At a time when very little was known about polycystic kidney disease (PKD), Joseph H. Bruening and Jared J. Grantham, M.D., partnered to start the PKD Foundation. In August, 1982, when the PKD Foundation was founded, Mr. Bruening and Dr. Grantham’s vision was to advance PKD research and science to find treatments and a cure for PKD. Since then, the progress we have made is truly amazing.
Hope in the form of a news article
Before the PKD Foundation was established, Dr. Grantham was among the very few researchers studying PKD. But this was about to change. In February 1981, an article in the local paper, The Kansas City Star, titled “Research lags on hereditary condition, specialist says” caught Mr. Bruening’s attention. The article, an interview with Dr. Grantham about PKD and its devastating effects, pointed out that not much research was being conducted on PKD. In fact, at the time, Dr. Grantham’s study was the only active PKD grant funded by the National Institutes of Health (NIH). In the news article, Dr. Grantham also talked about his studies and the hypothesis of PKD cyst formation.

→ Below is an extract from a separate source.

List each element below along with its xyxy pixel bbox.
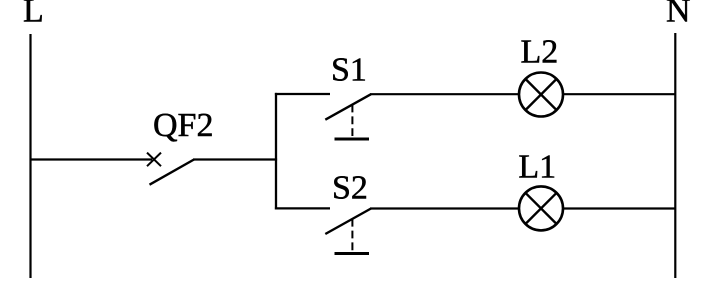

Upon reading the article, Mr. Bruening, a Kansas City, Mo., native businessman whose wife and daughter had PKD, knew that he wanted to do something to help his family and future generations. In December 1981, he mailed a letter to Dr. Grantham and indicated that he was interested in the possibility of contributing funds to toward research of the condition. He also asked Dr. Grantham for ideas on the most effective ways to use the funds to achieve results.
Mr. Bruening and Dr. Grantham finally met for the first time in May, 1982, and other times after that. They agreed to create a not-for-profit independent medical foundation that would seek to cure PKD: The Polycystic Kidney Research Foundation, which is now the PKD Foundation.
On a mission to end PKD
As the Foundation was established, Mr. Bruening was personally invested in making it a success. He relied on a small Board of Trustees that included himself, his daughter Elizabeth and Dr. Grantham, among others. A Scientific Advisory Committee (SAC) with the top PKD researchers in the country was also established to give the Foundation the scientific credentials it needed to succeed. The first SAC then wrote a Program Project Grant to the NIH to fund an interdisciplinary research plan with the goal of exploring the biology and pathology of renal cystic disease.
In the meantime, Mr. Bruening understood that, to find a cure for PKD, a lot of fundraising efforts would need to take place. It was a personal matter to him, and he was on a mission to raise money for the new Foundation, and relentlessly contacted wealthy individuals to raise awareness and ask for donations and support. His efforts eventually paid off and he was able to get some major donors on board with the mission of the Foundation.
How far we’ve come
Thanks to the generosity of Mr. Bruening and our donors, and the tireless efforts of our volunteers and outstanding researchers, including Dr. Grantham, the Foundation took off. Today, we are the largest private funder of PKD research. Over the last 30 years, we have invested more than $40 million in basic and clinical research, nephrology fellowships and scientific meetings with one simple goal: discover and deliver treatments and a cure for PKD.